Navan has grown from a startup to an international corporate travel and expense management app, working with some of the biggest brands in tech and retail. Along the way, their engineering team accumulated a range of monitoring tools that began to challenge their scale-up ambitions. With New Relic, Navan created a unified view of their software and data as a common point for their engineers to work from.
Moving from errors-based monitoring to outcome-based monitoring
Before moving to New Relic, Navan's infrastructure and application monitoring was a mix of tools that grew in number as new logging or monitoring needs surfaced. As Navan scaled, it was increasingly challenging to understand and dig into the root cause of a single incident. That could be anything from slow page loading times or a security threat. To streamline tooling and processes, Navan turned to New Relic.
"We had a multiplicity of monitoring when I first joined Navan," explains Patrick Beckhelm, director of Observability at Navan. "It raised multiple challenges, mostly related to our lack of ability to understand quality and uptime in general. We had multiple observability tools, and it wasn't really telling us the story of what was happening with our systems at any one time. We were overlogging everything and it was difficult to discern what was actually wrong and what the causes of the issues were."
That got Patrick starting to think in terms of outcome-based monitoring. Could Navan users easily book travel? Were searches performing as expected? "That helped us a great deal in understanding what needed to be improved with the system,” says Patrick.
"Consolidating on New Relic was a great start for us. Once we got the platform instrumented, we were able to solve problems and move to what we consider a post-uptime world, where we know what's happening at the core and we are confident that near 100% uptime is achieved. Now we can focus as a team on business drivers. New Relic helped us with that evolution."
With New Relic in place, the Navan team took on an observability mindset. First putting alerts on success metrics such as the ability for users to create bookings without errors. This was followed by tuning existing infrastructure metrics, and finally anomaly-based alerts.
Deploying 100x per day
The single pane of glass and consolidated observability tooling is what Patrick calls "engineering efficiency lubricant.”
This key advantage—having New Relic as a whole-of-operations observability tool—enables teams to take a more service ownership approach. "We now had observability at the service level. It gave us the confidence to enable CI/CD globally. We could move faster, without breaking things."
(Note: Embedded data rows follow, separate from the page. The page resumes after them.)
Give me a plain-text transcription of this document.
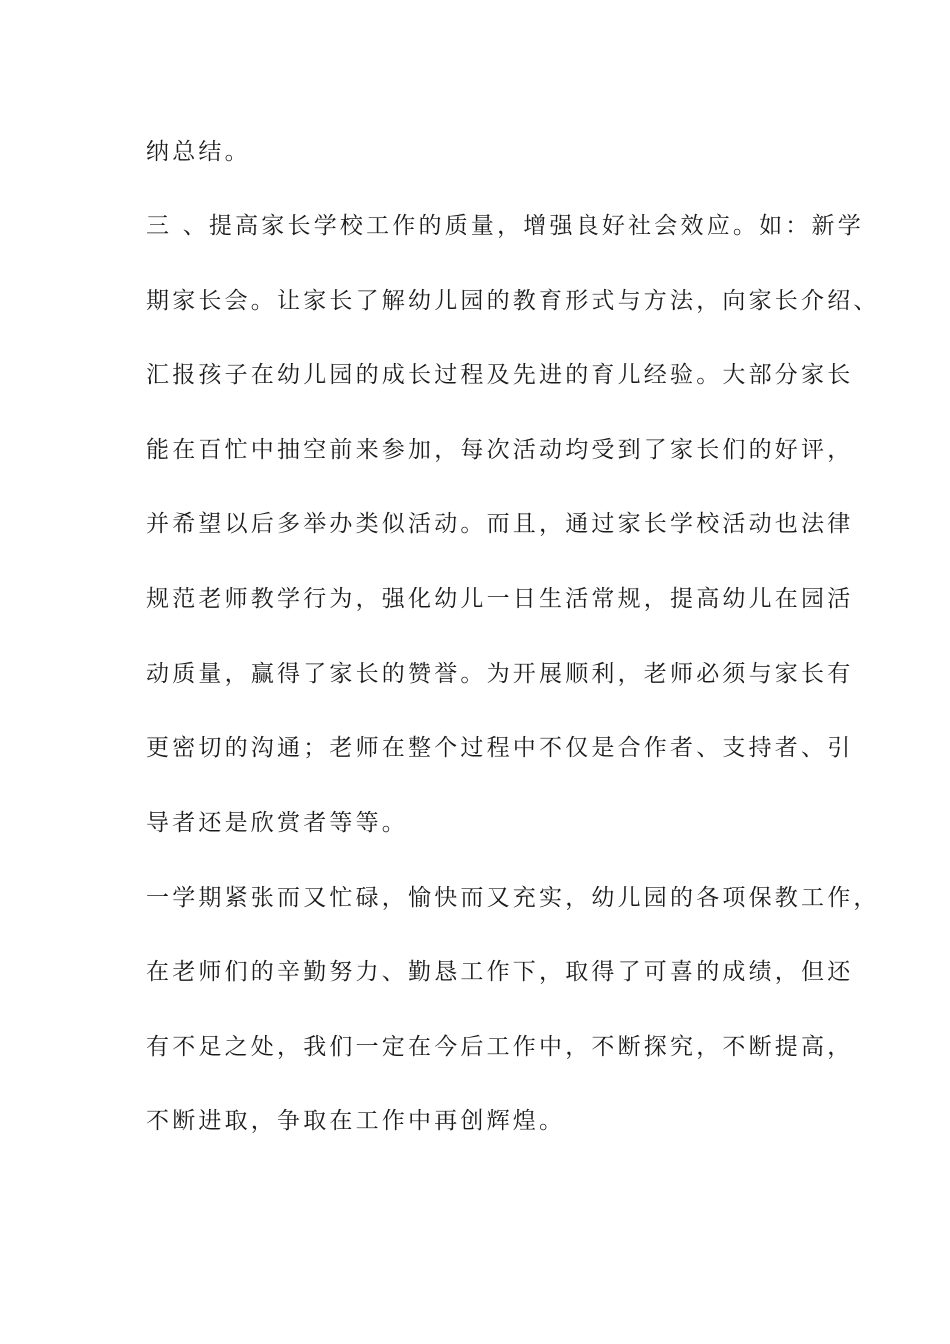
纳总结。
三 、提高家长学校工作的质量，增强良好社会效应。如：新学
期家长会。让家长了解幼儿园的教育形式与方法，向家长介绍、
汇报孩子在幼儿园的成长过程及先进的育儿经验。大部分家长
能在百忙中抽空前来参加，每次活动均受到了家长们的好评，
并希望以后多举办类似活动。而且，通过家长学校活动也法律
规范老师教学行为，强化幼儿一日生活常规，提高幼儿在园活
动质量，赢得了家长的赞誉。为开展顺利，老师必须与家长有
更密切的沟通；老师在整个过程中不仅是合作者、支持者、引
导者还是欣赏者等等。
一学期紧张而又忙碌，愉快而又充实，幼儿园的各项保教工作，
在老师们的辛勤努力、勤恳工作下，取得了可喜的成绩，但还
有不足之处，我们一定在今后工作中，不断探究，不断提高，
不断进取，争取在工作中再创辉煌。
Services that were previously being deployed once a day are now being deployed multiple times a day, Patrick says. "Teams don't have to go over to one tool for one thing, over here for another: it's all in one place and can be easily shared," says Patrick.
Monitoring what is happening in real time
One major goal for Navan’s observability team was to set up key performance indicators (KPIs) for observability: the proportion of incidents identified through monitoring practices, rather than through customer complaints. Before New Relic, Beckhelm estimates that about 20% of incidents in the customer journey were identified by observability tooling, whereas now closer to 90% of incidents.
Patrick points to one example where New Relic impacted Navan’s revenue. One day, New Relic dashboards showed low conversions for users looking to book flights. Patrick’s team identified the root cause as an incomplete flight list from one provider. “It’s not something that would normally blare at you from alerts,” says Patrick. "Being able to detect and fix this as it happened, in real time, had a great impact on the day’s conversion revenue."
Chris Cholette, VP of Engineering and SRE at Navan, says that this is the kind of subtle problem that New Relic is helping uncover. “Real-time data during the operational day is hugely powerful for us,” says Chris. "Now, New Relic is used by our customer service team and others throughout the organization who haven’t previously had visibility into these metrics. They can see the outcomes of the technical processes that they depend on. That’s given them more agency with customers and in collaborating with us,” says Chris.